Partager l'article ! Vous avez dit "sources chaudes"?: Arkaroola nous réserve encore des surprises. Vu les températur ...
Arkaroola nous réserve encore des surprises.
Vu les températures qu'il a fait ces derniers jours dans les Flinders, nous n'avons pas abusé de la douche solaire...Aussi lorsque nous avons appris qu'il se cachait à quelques encâblures d'Arkaroola une source chaude naturelle, nous avons flairé le bon plan : avec un bain, nous allions pouvoir lier l'utile à l'agréable.
Nous nous sommes rués sur le centre d'information pour recueillir plus d'information sur cette source miraculeuse, et là tous nos rêves de propreté se sont écroulés.
Car l'eau y est chauffée naturellement, certes, mais par des gisements souterrains d'uranium... C'est un phénomène unique au monde, paraît-il, mais bizarrement personne ne s'en vante trop dans le coin. En tout cas, niveau ablution, on repassera. Même respirer autour trop longtemps peut être « hazardous » vu qu'il s'en dégage des gaz de radium, d'hélium et autres composants chimiques plus ou moins nocifs.
Il n'en fallait pas plus pour piquer notre curiosité. L'accès n'étant pas interdit (il faut juste s'armer de patience et d'un 4x4 bien surélevé), nous avons fait le plein, réservé notre après-midi pour partir à l'aventure.
Au début, en roulant à 20km/h ça cahotait mais ça allait.
Jusqu'à ce que la piste bifurque en deux itinéraires : un panneau indiquait que l'un d'eux était pour 4x4 uniquement mais disposé de telle façon qu'il était impossible de savoir lequel il désignait. Le premier faisait grimper sur un dos d'âne qui ressemblait à un bout de piste noire de ski, le deuxième proposait un chemin à plat mais parsemé de rochers énormes qui n'allaient pas manquer de crever un pneu ou arracher le bas de caisse.
Après un long temps de délibération, nous avons opté pour le dos d'âne en priant pour que Pageo ne nous lâche pas en plein milieu.
Que nenni! En faisant chauffer à fond le moteur nous sommes arrivés en haut du dos d'âne et avons tout redescendu sans lâcher le frein.
C'était l'avertissement, c'était « Est-tu sûr que tu veux continuer? Parce que tu sais, tu vas en baver... ». Mais ignorant la voie de la sagesse, nous avons continué à nous enfoncer dans ces montagnes inhospitalières, et effectivement nous avons serré les fesses plus d'une fois au cours des heures suivantes...des traversées de lit de rivières hérissées de caillasses pointues, des portions étroites avec vue plongeante sur le vide, des montées cabossées et glissantes. Autant dire que Pageo nous a secoué en tout sens, c'était pire qu'un tour de dromadaire.

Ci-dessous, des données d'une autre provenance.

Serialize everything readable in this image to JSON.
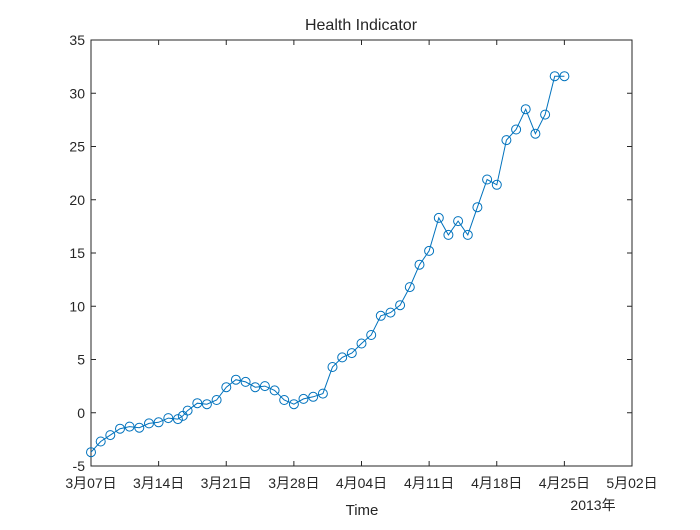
{
  "chart_data": {
    "type": "line",
    "title": "Health Indicator",
    "xlabel": "Time",
    "ylabel": "",
    "x_axis_secondary_label": "2013年",
    "ylim": [
      -5,
      35
    ],
    "xlim": [
      "2013-03-07",
      "2013-05-02"
    ],
    "yticks": [
      -5,
      0,
      5,
      10,
      15,
      20,
      25,
      30,
      35
    ],
    "xticks": [
      {
        "date": "2013-03-07",
        "label": "3月07日"
      },
      {
        "date": "2013-03-14",
        "label": "3月14日"
      },
      {
        "date": "2013-03-21",
        "label": "3月21日"
      },
      {
        "date": "2013-03-28",
        "label": "3月28日"
      },
      {
        "date": "2013-04-04",
        "label": "4月04日"
      },
      {
        "date": "2013-04-11",
        "label": "4月11日"
      },
      {
        "date": "2013-04-18",
        "label": "4月18日"
      },
      {
        "date": "2013-04-25",
        "label": "4月25日"
      },
      {
        "date": "2013-05-02",
        "label": "5月02日"
      }
    ],
    "grid": false,
    "colors": {
      "line": "#0072bd",
      "axis": "#262626"
    },
    "series": [
      {
        "marker": "circle",
        "x": [
          "2013-03-07",
          "2013-03-08",
          "2013-03-09",
          "2013-03-10",
          "2013-03-11",
          "2013-03-12",
          "2013-03-13",
          "2013-03-14",
          "2013-03-15",
          "2013-03-16",
          "2013-03-16",
          "2013-03-17",
          "2013-03-18",
          "2013-03-19",
          "2013-03-20",
          "2013-03-21",
          "2013-03-22",
          "2013-03-23",
          "2013-03-24",
          "2013-03-25",
          "2013-03-26",
          "2013-03-27",
          "2013-03-28",
          "2013-03-29",
          "2013-03-30",
          "2013-03-31",
          "2013-04-01",
          "2013-04-02",
          "2013-04-03",
          "2013-04-04",
          "2013-04-05",
          "2013-04-06",
          "2013-04-07",
          "2013-04-08",
          "2013-04-09",
          "2013-04-10",
          "2013-04-11",
          "2013-04-12",
          "2013-04-13",
          "2013-04-14",
          "2013-04-15",
          "2013-04-16",
          "2013-04-17",
          "2013-04-18",
          "2013-04-19",
          "2013-04-20",
          "2013-04-21",
          "2013-04-22",
          "2013-04-23",
          "2013-04-24",
          "2013-04-25"
        ],
        "values": [
          -3.7,
          -2.7,
          -2.1,
          -1.5,
          -1.3,
          -1.4,
          -1.0,
          -0.9,
          -0.5,
          -0.6,
          -0.3,
          0.2,
          0.9,
          0.8,
          1.2,
          2.4,
          3.1,
          2.9,
          2.4,
          2.5,
          2.1,
          1.2,
          0.8,
          1.3,
          1.5,
          1.8,
          4.3,
          5.2,
          5.6,
          6.5,
          7.3,
          9.1,
          9.4,
          10.1,
          11.8,
          13.9,
          15.2,
          18.3,
          16.7,
          18.0,
          16.7,
          19.3,
          21.9,
          21.4,
          25.6,
          26.6,
          28.5,
          26.2,
          28.0,
          31.6,
          31.6
        ]
      }
    ]
  }
}
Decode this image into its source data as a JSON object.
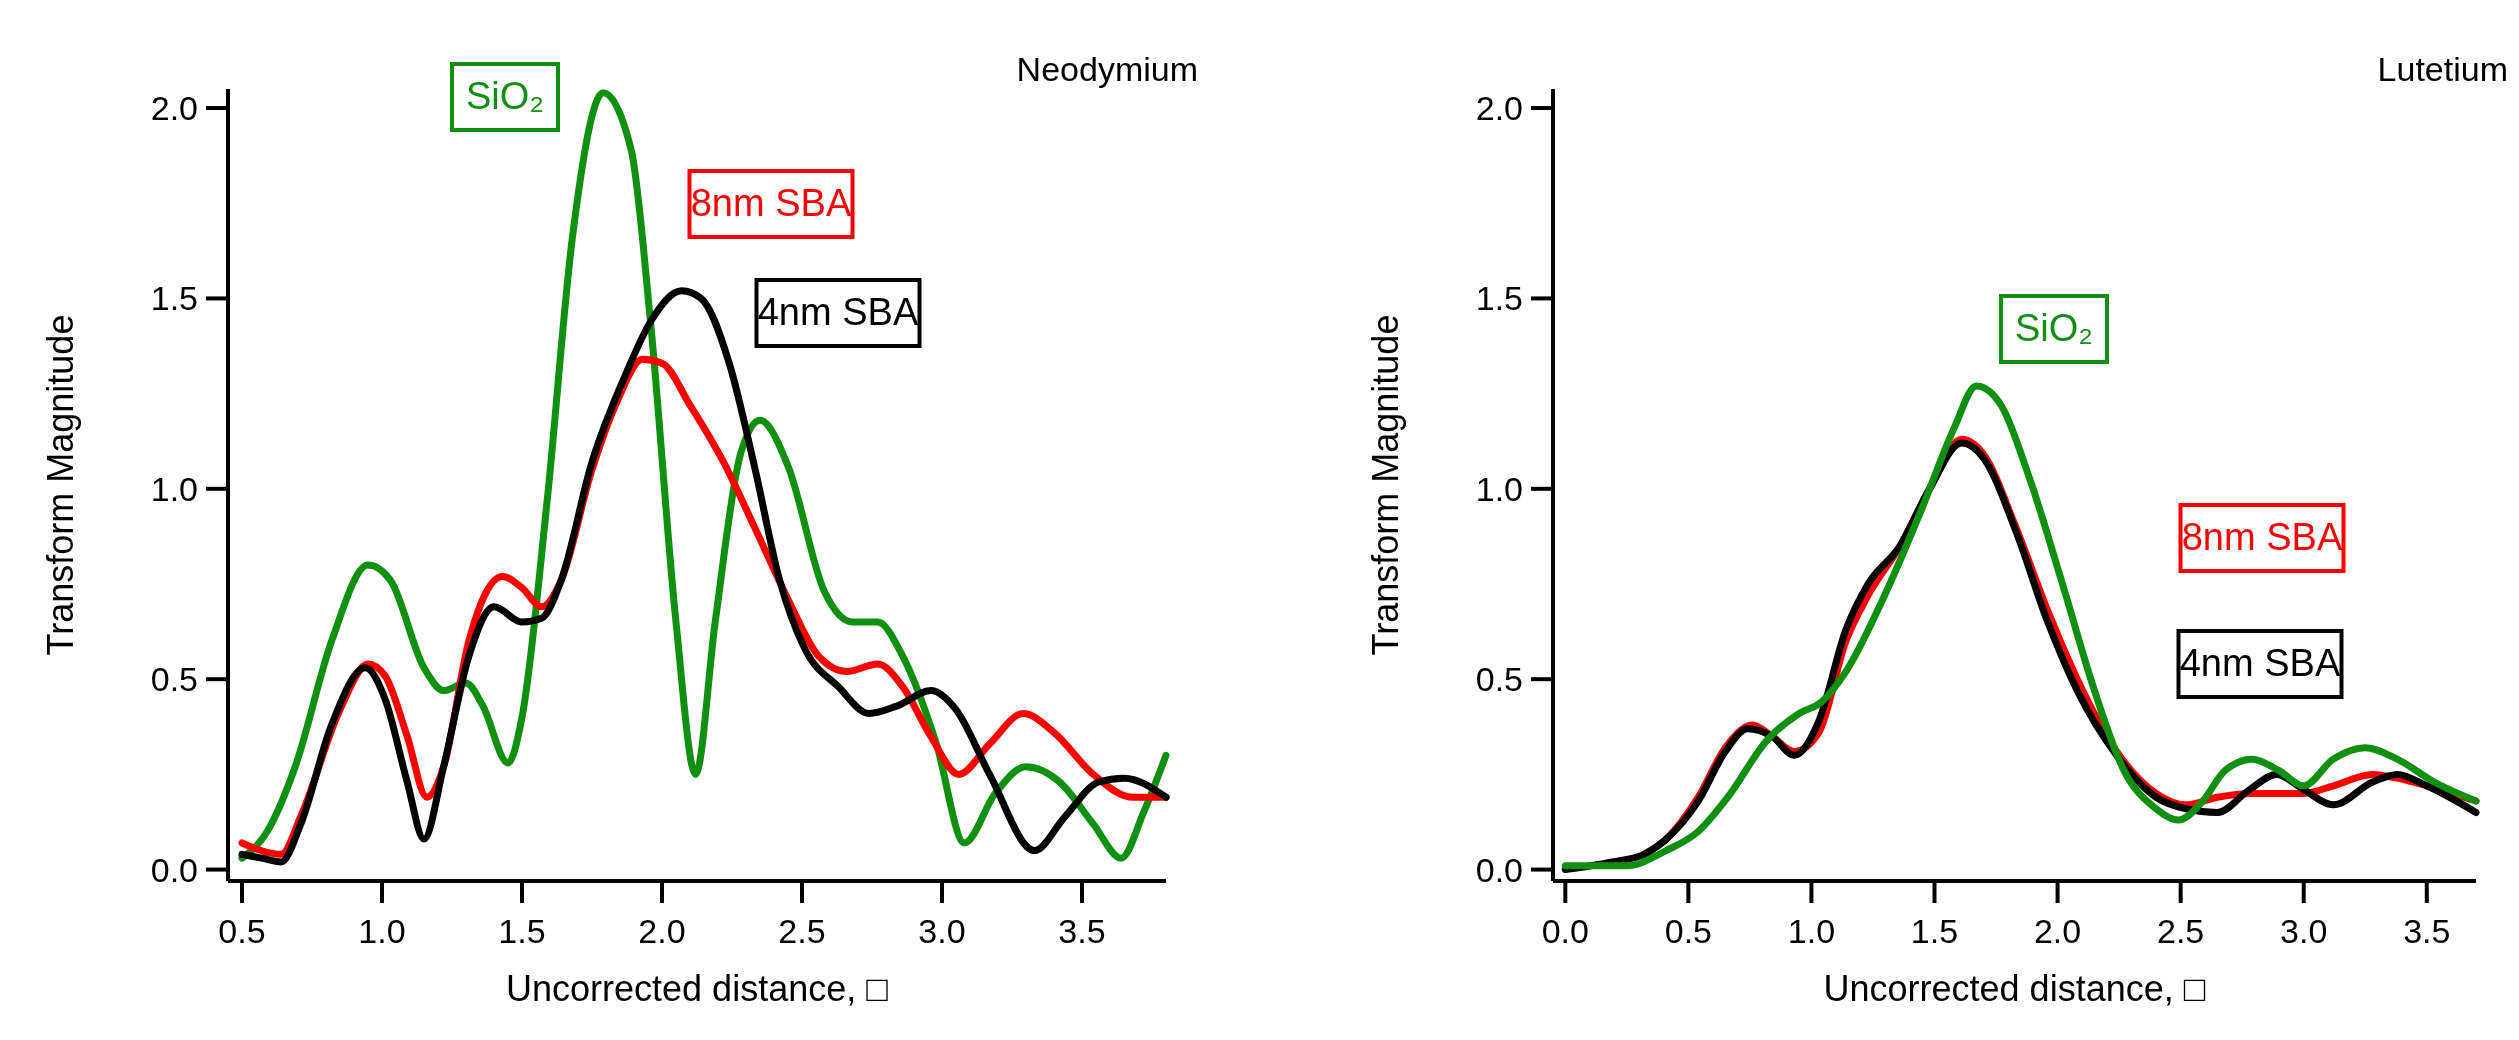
{
  "chart_data": [
    {
      "type": "line",
      "title": "Neodymium",
      "xlabel": "Uncorrected distance, □",
      "ylabel": "Transform Magnitude",
      "xlim": [
        0.45,
        3.8
      ],
      "ylim": [
        -0.03,
        2.05
      ],
      "xticks": [
        {
          "value": 0.5,
          "label": "0.5"
        },
        {
          "value": 1,
          "label": "1.0"
        },
        {
          "value": 1.5,
          "label": "1.5"
        },
        {
          "value": 2,
          "label": "2.0"
        },
        {
          "value": 2.5,
          "label": "2.5"
        },
        {
          "value": 3,
          "label": "3.0"
        },
        {
          "value": 3.5,
          "label": "3.5"
        }
      ],
      "yticks": [
        {
          "value": 0,
          "label": "0.0"
        },
        {
          "value": 0.5,
          "label": "0.5"
        },
        {
          "value": 1,
          "label": "1.0"
        },
        {
          "value": 1.5,
          "label": "1.5"
        },
        {
          "value": 2,
          "label": "2.0"
        }
      ],
      "grid": false,
      "line_style": "solid",
      "marker": "none",
      "series": [
        {
          "name": "SiO₂",
          "color": "#109010",
          "x": [
            0.5,
            0.59,
            0.69,
            0.82,
            0.95,
            1.03,
            1.15,
            1.22,
            1.3,
            1.36,
            1.45,
            1.5,
            1.59,
            1.68,
            1.79,
            1.89,
            1.96,
            2.05,
            2.12,
            2.19,
            2.28,
            2.35,
            2.45,
            2.58,
            2.68,
            2.77,
            2.86,
            2.98,
            3.08,
            3.19,
            3.3,
            3.42,
            3.54,
            3.64,
            3.72,
            3.8
          ],
          "values": [
            0.03,
            0.1,
            0.27,
            0.6,
            0.8,
            0.76,
            0.53,
            0.47,
            0.49,
            0.43,
            0.28,
            0.4,
            0.97,
            1.66,
            2.04,
            1.89,
            1.43,
            0.65,
            0.25,
            0.65,
            1.09,
            1.18,
            1.06,
            0.73,
            0.65,
            0.65,
            0.56,
            0.33,
            0.07,
            0.2,
            0.27,
            0.23,
            0.12,
            0.03,
            0.15,
            0.3
          ]
        },
        {
          "name": "8nm SBA",
          "color": "#ff0000",
          "x": [
            0.5,
            0.64,
            0.71,
            0.85,
            0.95,
            1.01,
            1.09,
            1.16,
            1.22,
            1.31,
            1.43,
            1.5,
            1.57,
            1.64,
            1.75,
            1.84,
            1.93,
            2,
            2.1,
            2.22,
            2.33,
            2.45,
            2.56,
            2.66,
            2.77,
            2.86,
            2.96,
            3.06,
            3.17,
            3.29,
            3.4,
            3.54,
            3.68,
            3.8
          ],
          "values": [
            0.07,
            0.04,
            0.14,
            0.42,
            0.54,
            0.51,
            0.35,
            0.19,
            0.27,
            0.6,
            0.77,
            0.74,
            0.69,
            0.76,
            1.05,
            1.23,
            1.34,
            1.33,
            1.22,
            1.07,
            0.9,
            0.71,
            0.56,
            0.52,
            0.54,
            0.48,
            0.35,
            0.25,
            0.33,
            0.41,
            0.36,
            0.25,
            0.19,
            0.19
          ]
        },
        {
          "name": "4nm SBA",
          "color": "#000000",
          "x": [
            0.5,
            0.57,
            0.64,
            0.71,
            0.82,
            0.94,
            1.01,
            1.09,
            1.15,
            1.22,
            1.31,
            1.4,
            1.5,
            1.57,
            1.64,
            1.75,
            1.87,
            1.96,
            2.07,
            2.14,
            2.24,
            2.33,
            2.42,
            2.51,
            2.63,
            2.74,
            2.84,
            2.96,
            3.05,
            3.17,
            3.33,
            3.44,
            3.56,
            3.65,
            3.8
          ],
          "values": [
            0.04,
            0.03,
            0.02,
            0.12,
            0.38,
            0.53,
            0.45,
            0.23,
            0.08,
            0.27,
            0.56,
            0.69,
            0.65,
            0.66,
            0.76,
            1.07,
            1.3,
            1.44,
            1.52,
            1.5,
            1.33,
            1.06,
            0.76,
            0.58,
            0.48,
            0.41,
            0.43,
            0.47,
            0.42,
            0.25,
            0.05,
            0.14,
            0.23,
            0.24,
            0.19
          ]
        }
      ]
    },
    {
      "type": "line",
      "title": "Lutetium",
      "xlabel": "Uncorrected distance, □",
      "ylabel": "Transform Magnitude",
      "xlim": [
        -0.05,
        3.7
      ],
      "ylim": [
        -0.03,
        2.05
      ],
      "xticks": [
        {
          "value": 0,
          "label": "0.0"
        },
        {
          "value": 0.5,
          "label": "0.5"
        },
        {
          "value": 1,
          "label": "1.0"
        },
        {
          "value": 1.5,
          "label": "1.5"
        },
        {
          "value": 2,
          "label": "2.0"
        },
        {
          "value": 2.5,
          "label": "2.5"
        },
        {
          "value": 3,
          "label": "3.0"
        },
        {
          "value": 3.5,
          "label": "3.5"
        }
      ],
      "yticks": [
        {
          "value": 0,
          "label": "0.0"
        },
        {
          "value": 0.5,
          "label": "0.5"
        },
        {
          "value": 1,
          "label": "1.0"
        },
        {
          "value": 1.5,
          "label": "1.5"
        },
        {
          "value": 2,
          "label": "2.0"
        }
      ],
      "grid": false,
      "line_style": "solid",
      "marker": "none",
      "series": [
        {
          "name": "8nm SBA",
          "color": "#ff0000",
          "x": [
            0.32,
            0.41,
            0.54,
            0.65,
            0.76,
            0.84,
            0.93,
            1.03,
            1.14,
            1.23,
            1.36,
            1.48,
            1.61,
            1.7,
            1.83,
            1.96,
            2.08,
            2.24,
            2.4,
            2.52,
            2.65,
            2.78,
            2.89,
            3,
            3.12,
            3.28,
            3.38,
            3.5,
            3.7
          ],
          "values": [
            0.04,
            0.08,
            0.19,
            0.32,
            0.38,
            0.35,
            0.31,
            0.36,
            0.6,
            0.72,
            0.85,
            1,
            1.13,
            1.09,
            0.9,
            0.68,
            0.5,
            0.31,
            0.2,
            0.17,
            0.19,
            0.2,
            0.2,
            0.2,
            0.22,
            0.25,
            0.24,
            0.22,
            0.18
          ]
        },
        {
          "name": "4nm SBA",
          "color": "#000000",
          "x": [
            0,
            0.19,
            0.32,
            0.41,
            0.54,
            0.65,
            0.74,
            0.84,
            0.93,
            1.03,
            1.14,
            1.23,
            1.36,
            1.48,
            1.61,
            1.7,
            1.83,
            1.96,
            2.08,
            2.24,
            2.4,
            2.52,
            2.65,
            2.78,
            2.89,
            3,
            3.12,
            3.28,
            3.38,
            3.5,
            3.7
          ],
          "values": [
            0,
            0.02,
            0.04,
            0.08,
            0.18,
            0.31,
            0.37,
            0.35,
            0.3,
            0.39,
            0.63,
            0.75,
            0.85,
            1,
            1.12,
            1.08,
            0.89,
            0.65,
            0.47,
            0.3,
            0.19,
            0.16,
            0.15,
            0.21,
            0.25,
            0.21,
            0.17,
            0.23,
            0.25,
            0.22,
            0.15
          ]
        },
        {
          "name": "SiO₂",
          "color": "#109010",
          "x": [
            0,
            0.25,
            0.41,
            0.54,
            0.66,
            0.82,
            0.95,
            1.04,
            1.14,
            1.29,
            1.45,
            1.58,
            1.67,
            1.77,
            1.89,
            2.02,
            2.15,
            2.27,
            2.4,
            2.49,
            2.59,
            2.68,
            2.79,
            2.9,
            3,
            3.12,
            3.25,
            3.38,
            3.53,
            3.7
          ],
          "values": [
            0.01,
            0.01,
            0.05,
            0.1,
            0.19,
            0.34,
            0.41,
            0.44,
            0.52,
            0.71,
            0.95,
            1.16,
            1.27,
            1.22,
            1.02,
            0.75,
            0.47,
            0.26,
            0.16,
            0.13,
            0.18,
            0.26,
            0.29,
            0.26,
            0.22,
            0.29,
            0.32,
            0.29,
            0.23,
            0.18
          ]
        }
      ]
    }
  ]
}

Malgré la route accidentée, ou plutôt grâce, nous avons eu le temps d'admirer le paysage, qui était aussi splendide que sauvage : eh oui, deux heures pour faire 26 km. Au bout de ces deux heures éprouvantes on s'est mis à espérer qu'on s'était pas cassé les pneus, les suspensions et la colonne vertébrale pour rien. Elle avait intérêt à assurer cette source chaude!
En fait, elle était tellement grandiose qu'on a du mal à la trouver. Après avoir fait le tour à pied de la zone indiquée, on s'est rendu compte que le bassin principal c'était la marre verdâtre qu'on avait passé en premier. Quoi? C'est ça le phénomène unique au monde?
La première déception passée, on s'est rendu compte en observant de plus près qu'il se passait des trucs assez marrant là-dedans. Déjà, la couleur verte de l'eau, se détachant sur les rochers ocres, puis la fumée qui se dégageait par endroit (des vapeurs de radium et d'hélium mais pas assez pour nous donner une voix bizarre) et des flopées de bulles s'échappant des profondeurs. En bref, on se serait cru devant la marmite d'une sorcière.
Amusant, certes, mais cela valait-il le coup de se cogner 4h de route (cogner étant exactement le bon terme) ? On ne s'est pas posé la question trop longtemps car il fallait qu'on garde un peu de courage pour les 2h du retour...
Epilogue : Finalement on a pas regretté une seconde cette folle expédition (car mettre en danger notre Pageo pour aller s'irradier devant une marre effervescente n'avait rien de bien rationnel). Déjà on fait partie des rares personnes à avoir vécu cette expérience et en plus maintenant on sait qu'on peut rouler vraiment partout!